Last trip to Hyrum (3 weeks ago) the perch bite was rely off and they were spitting up small minnows ( like 1 to 11/4 inch or so) so small I was unable be absolute in there identity, but I was guessing perch. This confused me because the perch caught were full of spawn that still needed some time. How big a window is the perch spawn or do smallies or something else go first and that is what I was seeing.
Appreciate your feedback!
Some years, when storms and water temps prolong the spawn there are some late arrivals that do not survive into winter. The water cools down too fast in the fall and the zooplankton numbers drop. The late arrivals are unable to switch to the detritus diet on the bottom and starve to death. Not unusual to see large numbers of tiny emaciated shadlets dieing and floating to the top in November. The terns are mopping them up fast in the early morning after a night dieoff. You would think there was a wiper boil going on. But nooooooo.
The small fish you observed being "recycled" at Hyrum are doubtless last year's perchlets. They only reach a little over an inch their first year. That is what makes them such a big forage item not only for perch, but for smallies and trout too. A lot of the trout caught through the ice are stuffed with them. That is if the perch population is large enough to produce sufficient fry for predator forage.
Perch spawn first. Usually just after iceout. In some lakes that are icebound longer they can even spawn beneath the ice. Seldom in Utah.

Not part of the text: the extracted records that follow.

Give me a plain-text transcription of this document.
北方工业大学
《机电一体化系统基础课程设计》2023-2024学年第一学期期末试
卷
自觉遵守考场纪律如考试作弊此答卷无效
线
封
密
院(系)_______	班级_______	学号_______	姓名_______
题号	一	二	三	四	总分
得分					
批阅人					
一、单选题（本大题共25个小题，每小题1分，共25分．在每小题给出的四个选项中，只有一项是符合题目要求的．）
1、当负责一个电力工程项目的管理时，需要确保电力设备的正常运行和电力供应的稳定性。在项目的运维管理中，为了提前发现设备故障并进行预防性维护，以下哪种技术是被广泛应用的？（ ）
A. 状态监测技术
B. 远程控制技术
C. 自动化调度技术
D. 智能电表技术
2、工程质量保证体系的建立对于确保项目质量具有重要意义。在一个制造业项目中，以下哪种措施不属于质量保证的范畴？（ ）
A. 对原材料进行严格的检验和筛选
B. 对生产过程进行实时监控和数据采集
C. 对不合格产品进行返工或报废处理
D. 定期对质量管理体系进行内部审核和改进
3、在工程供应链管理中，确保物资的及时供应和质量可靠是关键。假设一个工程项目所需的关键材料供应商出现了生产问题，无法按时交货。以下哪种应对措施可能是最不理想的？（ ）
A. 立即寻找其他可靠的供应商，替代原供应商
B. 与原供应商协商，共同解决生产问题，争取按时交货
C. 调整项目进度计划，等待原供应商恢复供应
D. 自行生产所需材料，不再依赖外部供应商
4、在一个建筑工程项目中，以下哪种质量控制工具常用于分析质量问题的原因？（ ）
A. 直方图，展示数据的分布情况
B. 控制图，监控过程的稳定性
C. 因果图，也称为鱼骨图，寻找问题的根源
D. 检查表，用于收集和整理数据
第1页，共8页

Then walleye...where walleye are present. Smallies don't spawn until water temps are over 60...usually after about mid May. But their yearling young are voracious feeders on baby perch...both the survivors from last year and the new sac fry from this year.
The channel out is at least 7' in the middle...shallowing up briefly to about 5' at the mouth but then quickly dropping to 8-10 feet outside. Once you clear the entrance stay on a straight west line for a couple of hundred yards before turning north or south. There are some shallow sand bars to the south and some rock-topped humps to the north. Then, when you come back in, line up to come back in the same way. It will be easier when they get the buoys in place.
Well, warmer days coming, soon I hope. See ya around.